Leichtathletik: „Die Höhe kann schon einschüchternd sein“

Leichtathletik : „Die Höhe kann schon einschüchternd sein“

Einstimmung auf das Domspringen: Die ehemalige Vize-Europameisterin Christine Adams begeistert Kinder für das Fliegen.

„Für Stabhochsprung braucht man vor allem eins. Und das ist Mut.“ Christine Adams muss es wissen. Sie kennt das Gefühl des langen Anlaufs, das Ansetzen des Stabs und das Schweben durch die Lüfte. Zwei Mal wurde die 45-Jährige Vize-Europameisterin im Stabhochsprung. „Die Höhe kann schon einschüchternd sein. Der Respekt vor dem Fliegen darf nicht so groß sein“, weiß die ehemalige Ausnahmeathletin. Die Nervosität vor dem Absprung wollte Adams auch den kleinen Nachwuchsleichtathleten von Alemannia Aachen nehmen, die am Dienstag am beliebten Kindertraining im Vorfeld des
NetAachen-Domspringens teilnahmen. Als Teamleiterin des deutschen Leichtathletik-Verbands (DLV) betreut Adams eigentlich die deutsche Stabhochsprungelite, im Aachener Waldstadion absolvierte die 45-Jährige mit den U 10- und U 12-Junioren der Alemannia eine einstündige Schnuppereinheit.

Kürzere Stange

Los ging es auf der Tartanbahn: Verschiedene Laufübungen, Dehnen und Gymnastik standen auf dem Programm. Den Körper auf Temperatur bringen. Für die kleinen Leichtathleten nichts Ungewöhnliches. Sie trainieren jede Woche zwei Mal jeweils eine Stunde. Laufen, Werfen und Springen stehen auf dem Trainingsplan.
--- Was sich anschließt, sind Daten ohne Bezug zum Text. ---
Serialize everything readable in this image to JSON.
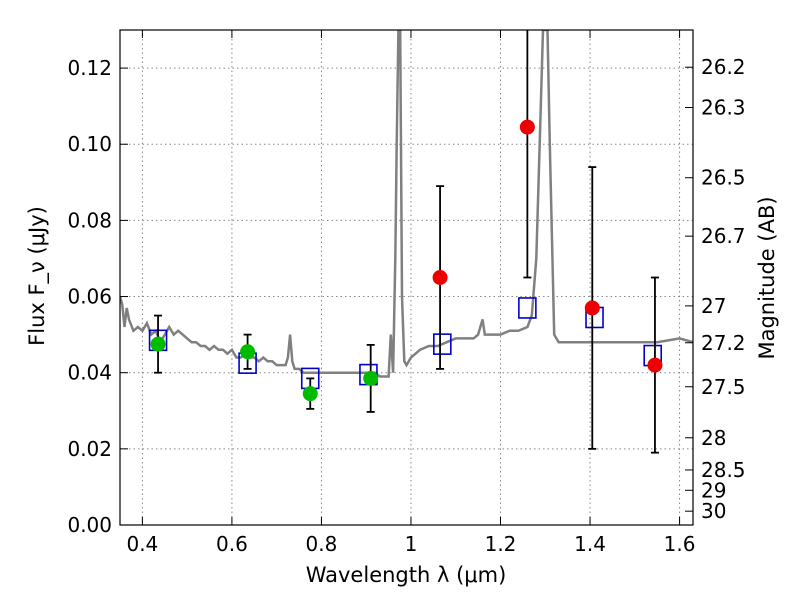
{
  "chart_data": {
    "type": "scatter",
    "xlabel": "Wavelength λ (μm)",
    "ylabel": "Flux F_ν (μJy)",
    "y2label": "Magnitude (AB)",
    "xlim": [
      0.35,
      1.63
    ],
    "ylim": [
      0.0,
      0.13
    ],
    "xticks": [
      0.4,
      0.6,
      0.8,
      1.0,
      1.2,
      1.4,
      1.6
    ],
    "xtick_labels": [
      "0.4",
      "0.6",
      "0.8",
      "1",
      "1.2",
      "1.4",
      "1.6"
    ],
    "yticks": [
      0.0,
      0.02,
      0.04,
      0.06,
      0.08,
      0.1,
      0.12
    ],
    "ytick_labels": [
      "0.00",
      "0.02",
      "0.04",
      "0.06",
      "0.08",
      "0.10",
      "0.12"
    ],
    "magnitude_ticks": [
      "26.2",
      "26.3",
      "26.5",
      "26.7",
      "27",
      "27.2",
      "27.5",
      "28",
      "28.5",
      "29",
      "30"
    ],
    "grid": true,
    "colors": {
      "template": "#808080",
      "model_box": "#0000cc",
      "optical_point": "#00bb00",
      "nir_point": "#ee0000",
      "errorbar": "#000000"
    },
    "template_spectrum": [
      [
        0.35,
        0.06
      ],
      [
        0.355,
        0.058
      ],
      [
        0.36,
        0.052
      ],
      [
        0.365,
        0.057
      ],
      [
        0.37,
        0.054
      ],
      [
        0.38,
        0.051
      ],
      [
        0.39,
        0.052
      ],
      [
        0.4,
        0.051
      ],
      [
        0.41,
        0.053
      ],
      [
        0.42,
        0.05
      ],
      [
        0.43,
        0.051
      ],
      [
        0.44,
        0.048
      ],
      [
        0.45,
        0.05
      ],
      [
        0.46,
        0.052
      ],
      [
        0.47,
        0.05
      ],
      [
        0.48,
        0.051
      ],
      [
        0.49,
        0.05
      ],
      [
        0.5,
        0.049
      ],
      [
        0.51,
        0.048
      ],
      [
        0.52,
        0.048
      ],
      [
        0.53,
        0.047
      ],
      [
        0.54,
        0.047
      ],
      [
        0.55,
        0.046
      ],
      [
        0.56,
        0.047
      ],
      [
        0.57,
        0.046
      ],
      [
        0.58,
        0.046
      ],
      [
        0.59,
        0.045
      ],
      [
        0.6,
        0.046
      ],
      [
        0.61,
        0.044
      ],
      [
        0.62,
        0.044
      ],
      [
        0.63,
        0.045
      ],
      [
        0.64,
        0.044
      ],
      [
        0.65,
        0.044
      ],
      [
        0.66,
        0.043
      ],
      [
        0.67,
        0.044
      ],
      [
        0.68,
        0.043
      ],
      [
        0.69,
        0.043
      ],
      [
        0.7,
        0.042
      ],
      [
        0.71,
        0.042
      ],
      [
        0.72,
        0.042
      ],
      [
        0.725,
        0.044
      ],
      [
        0.73,
        0.05
      ],
      [
        0.735,
        0.043
      ],
      [
        0.74,
        0.041
      ],
      [
        0.75,
        0.041
      ],
      [
        0.76,
        0.04
      ],
      [
        0.77,
        0.04
      ],
      [
        0.78,
        0.04
      ],
      [
        0.79,
        0.04
      ],
      [
        0.8,
        0.04
      ],
      [
        0.81,
        0.04
      ],
      [
        0.82,
        0.04
      ],
      [
        0.83,
        0.04
      ],
      [
        0.84,
        0.04
      ],
      [
        0.85,
        0.04
      ],
      [
        0.86,
        0.04
      ],
      [
        0.87,
        0.04
      ],
      [
        0.88,
        0.04
      ],
      [
        0.89,
        0.04
      ],
      [
        0.9,
        0.04
      ],
      [
        0.91,
        0.04
      ],
      [
        0.92,
        0.04
      ],
      [
        0.93,
        0.039
      ],
      [
        0.94,
        0.039
      ],
      [
        0.95,
        0.039
      ],
      [
        0.955,
        0.05
      ],
      [
        0.96,
        0.04
      ],
      [
        0.965,
        0.07
      ],
      [
        0.968,
        0.1
      ],
      [
        0.972,
        0.13
      ],
      [
        0.976,
        0.13
      ],
      [
        0.98,
        0.06
      ],
      [
        0.985,
        0.043
      ],
      [
        0.99,
        0.042
      ],
      [
        1.0,
        0.044
      ],
      [
        1.01,
        0.045
      ],
      [
        1.02,
        0.046
      ],
      [
        1.04,
        0.047
      ],
      [
        1.06,
        0.047
      ],
      [
        1.08,
        0.048
      ],
      [
        1.1,
        0.049
      ],
      [
        1.12,
        0.049
      ],
      [
        1.14,
        0.049
      ],
      [
        1.15,
        0.05
      ],
      [
        1.16,
        0.054
      ],
      [
        1.165,
        0.05
      ],
      [
        1.18,
        0.05
      ],
      [
        1.2,
        0.05
      ],
      [
        1.22,
        0.051
      ],
      [
        1.24,
        0.051
      ],
      [
        1.26,
        0.052
      ],
      [
        1.27,
        0.055
      ],
      [
        1.28,
        0.07
      ],
      [
        1.29,
        0.11
      ],
      [
        1.295,
        0.13
      ],
      [
        1.305,
        0.13
      ],
      [
        1.31,
        0.1
      ],
      [
        1.32,
        0.05
      ],
      [
        1.33,
        0.048
      ],
      [
        1.35,
        0.048
      ],
      [
        1.4,
        0.048
      ],
      [
        1.45,
        0.048
      ],
      [
        1.5,
        0.048
      ],
      [
        1.55,
        0.048
      ],
      [
        1.6,
        0.049
      ],
      [
        1.63,
        0.048
      ]
    ],
    "series": [
      {
        "marker": "square",
        "points": [
          {
            "x": 0.435,
            "y": 0.0485
          },
          {
            "x": 0.635,
            "y": 0.0425
          },
          {
            "x": 0.775,
            "y": 0.0385
          },
          {
            "x": 0.905,
            "y": 0.0395
          },
          {
            "x": 1.07,
            "y": 0.0475
          },
          {
            "x": 1.26,
            "y": 0.057
          },
          {
            "x": 1.41,
            "y": 0.0545
          },
          {
            "x": 1.54,
            "y": 0.0445
          }
        ]
      },
      {
        "marker": "circle",
        "points": [
          {
            "x": 0.435,
            "y": 0.0475,
            "err": 0.0075
          },
          {
            "x": 0.635,
            "y": 0.0455,
            "err": 0.0045
          },
          {
            "x": 0.775,
            "y": 0.0345,
            "err": 0.004
          },
          {
            "x": 0.91,
            "y": 0.0385,
            "err": 0.0088
          }
        ]
      },
      {
        "marker": "circle",
        "points": [
          {
            "x": 1.065,
            "y": 0.065,
            "err": 0.024
          },
          {
            "x": 1.26,
            "y": 0.1045,
            "err": 0.0395
          },
          {
            "x": 1.405,
            "y": 0.057,
            "err": 0.037
          },
          {
            "x": 1.545,
            "y": 0.042,
            "err": 0.023
          }
        ]
      }
    ]
  }
}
Auch an Wettkämpfen nehmen die Kinder schon teil.

Ein herkömmlicher Stab, den ausgewachsene Athleten benutzen, ist für die quirlige Trainingsgruppe aber dennoch viel zu lang. Zu dritt teilen sich die Kinder eine kürzere Stange und heben das unbekannte Gerät im Laufen immer wieder gemeinsam an. „Erste größere Erfolgserlebnisse können Kinder im Stabhochsprung eigentlich erst ab einem Alter von elf bis zwölf Jahren erzielen“, erklärt Adams. „In so jungen Jahren geht es vor allem darum, die Begeisterung für die Sportart zu wecken.“

Nun geht es endlich an die Matte. Die Trainerin stellt einen Sprungkasten auf und schnappt sich einen Stab. „Dann wollen wir mal gucken, wie es sich anfühlt, durch die Luft zu fliegen.“

Zögerlich klettern die Kinder auf den Kasten, klammern sich an den Stab und fliegen mit Unterstützung von Adams auf die Matte. Mit dabei ist auch der achtjährige Pablo. „Am Anfang war ich kurz unsicher, ob ich mir wehtue“, erzählt der junge Leichtathlet und grinst: „Beim zweiten Mal bin ich aber schon ziemlich weit geflogen. Das war ein tolles Gefühl.“ Der Ehrgeiz ist auch schon in jungen Jahren groß. „Bei den Waldläufen war er immer ganz vorne dabei“, verrät Pablos Papa stolz.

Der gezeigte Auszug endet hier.